Я словно почувствовал, как комнату накрыла тень крыльев одного из трех воронов с золотыми ключами от замка, именуемого жизнью, и решил не затягивать встречу.
— Десять лимонов, это же такая сумма… — пробормотал я к радости господина Никифорова, а затем скороговоркой добавил:
— А что, лечить обожженный прыщик так дорого стоит? Сходняк по этому поводу собирали?
— Ты, фраер, не хипешись, — весьма спокойно ответил господин Никифоров и хотел было что-то добавить, однако я тут же перешел на более повышенные интонации:
— Да, я фраер. А ты в законе так называемом? Или, как это сейчас говорят, на положении вора? Тебе настоящие деловые по ушам не настреляли, клоун Арлекино, крысятник…
Господин Никифоров засветился доброй улыбкой, и слова застряли в моем горле, потому что меня внезапно охватил какой-то ужас, заставивший вцепиться пальцами в подлокотники кресла. Словно врата ада распахнулись передо мной, и кровь усиленно била в виски, гоня перед собой по жилам неведомый доселе леденящий страх…
Захрипев, я попытался вырваться из объятий ужаса, сполз на пол и увидел, как ко мне приближается лицо Арлекино, всего лишь одна из масок, нацепленных самим Люцифером.
— Ты червь! — грохнул раскатами грома его голос. — Повторяй, я червь…
— Червь, — еле выталкиваю непослушным языком это слово.

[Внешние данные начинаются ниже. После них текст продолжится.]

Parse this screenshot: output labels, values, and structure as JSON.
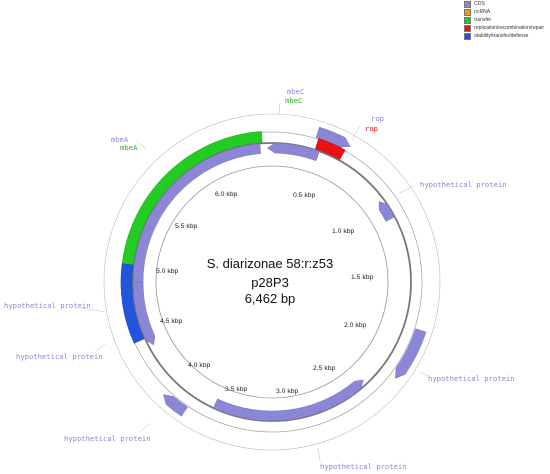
{
  "legend": [
    {
      "label": "CDS",
      "color": "#8b86d6"
    },
    {
      "label": "ncRNA",
      "color": "#f39c12"
    },
    {
      "label": "transfer",
      "color": "#22cc22"
    },
    {
      "label": "replication/recombination/repair",
      "color": "#ee1111"
    },
    {
      "label": "stability/transfer/defense",
      "color": "#2255dd"
    }
  ],
  "title": {
    "line1": "S. diarizonae 58:r:z53",
    "line2": "p28P3",
    "line3": "6,462 bp"
  },
  "ticks": [
    "0.5 kbp",
    "1.0 kbp",
    "1.5 kbp",
    "2.0 kbp",
    "2.5 kbp",
    "3.0 kbp",
    "3.5 kbp",
    "4.0 kbp",
    "4.5 kbp",
    "5.0 kbp",
    "5.5 kbp",
    "6.0 kbp"
  ],
  "annotations": {
    "mbeC_cds": "mbeC",
    "mbeC_transfer": "mbeC",
    "rop_cds": "rop",
    "rop_repl": "rop",
    "mbeA_cds": "mbeA",
    "mbeA_transfer": "mbeA",
    "hyp1": "hypothetical protein",
    "hyp2": "hypothetical protein",
    "hyp3": "hypothetical protein",
    "hyp4": "hypothetical protein",
    "hyp5": "hypothetical protein",
    "hyp6": "hypothetical protein"
  },
  "plasmid_length_bp": 6462,
  "features": [
    {
      "name": "rop",
      "type": "CDS",
      "start": 150,
      "end": 420,
      "strand": "+"
    },
    {
      "name": "rop",
      "type": "replication/recombination/repair",
      "start": 160,
      "end": 410,
      "strand": "+"
    },
    {
      "name": "hypothetical protein",
      "type": "CDS",
      "start": 1180,
      "end": 1360,
      "strand": "-"
    },
    {
      "name": "hypothetical protein",
      "type": "CDS",
      "start": 2350,
      "end": 2900,
      "strand": "+"
    },
    {
      "name": "hypothetical protein",
      "type": "CDS",
      "start": 3450,
      "end": 3640,
      "strand": "+"
    },
    {
      "name": "hypothetical protein",
      "type": "CDS",
      "start": 4320,
      "end": 4940,
      "strand": "-"
    },
    {
      "name": "hypothetical protein",
      "type": "CDS",
      "start": 4320,
      "end": 4850,
      "strand": "-"
    },
    {
      "name": "CDS",
      "type": "CDS",
      "start": 2480,
      "end": 3840,
      "strand": "-"
    },
    {
      "name": "CDS",
      "type": "CDS",
      "start": 6380,
      "end": 6462,
      "strand": "-"
    },
    {
      "name": "CDS",
      "type": "CDS",
      "start": 0,
      "end": 370,
      "strand": "-"
    },
    {
      "name": "CDS",
      "type": "CDS",
      "start": 4430,
      "end": 4660,
      "strand": "-"
    },
    {
      "name": "mbeA",
      "type": "CDS",
      "start": 5020,
      "end": 6290,
      "strand": "-"
    },
    {
      "name": "mbeA",
      "type": "transfer",
      "start": 5010,
      "end": 6300,
      "strand": "-"
    },
    {
      "name": "mbeC",
      "type": "CDS",
      "start": 6300,
      "end": 6462,
      "strand": "-"
    },
    {
      "name": "stability",
      "type": "stability/transfer/defense",
      "start": 4350,
      "end": 4960,
      "strand": "-"
    }
  ]
}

— На кого ты посмел… Говори, червяк…
— Червяк, — покорно прошептал я, пытаясь подняться с колен, вцепившись в журнальный столик, а страх заставлял биться мое сердце чаще и чаще.
— Ты взнесешь, сколько скажу, — гремел леденящий кровь голос. — Говори своему повелителю…
— Повелителю, — помимо своей воли повторил я, напрасно пытаясь противостоять этой неземной силе.
Мои пальцы скрючились, и неожиданно правую ладонь ожег сильный огонь. Прорвавшись на мгновение сквозь окутавшую меня пелену ужаса, я увидел обожженную пятерню, сжимающую сигарный окурок, и лишь затем Арлекино, стоящего рядом.
Направив на меня свои часы, он сказал:
— Говори своему повелителю: я козел!
Сжав посильнее спасительный, всеочищающий огонь, мгновенно поднимаюсь на ноги и хриплю:
— Повелитель… Ты — козел!
Страх снова начал оковывать меня, опутывать своей липкой паутиной, но в это время среди ужасных завываний, вспыхнувших где-то под волосами, раздался звук негромкого выстрела; я увидел медленно закрывающиеся передо мной врата ада и оседающего на пол венецианского дожа. Я повернулся к окну, и на моих глазах в стекле появилась круглая дырочка с растекающимися от нее трещинками.
— А-а-а, — дико ору, рухнув на пол, и упрямо ползу к двери, понимая — через несколько секунд уже не буду в состоянии себя контролировать.
Последнее, что я успел запомнить во время губернаторского бала-маскарада, были перекошенные лица Зайчика и Мушкетера, вбежавших в комнату первыми. Следом за ними сюда влетели несколько человек, сжимающие в руках пистолеты, направленные стволами вверх. «Любители», — успеваю отметить, прежде чем прекращаю понимать что-либо.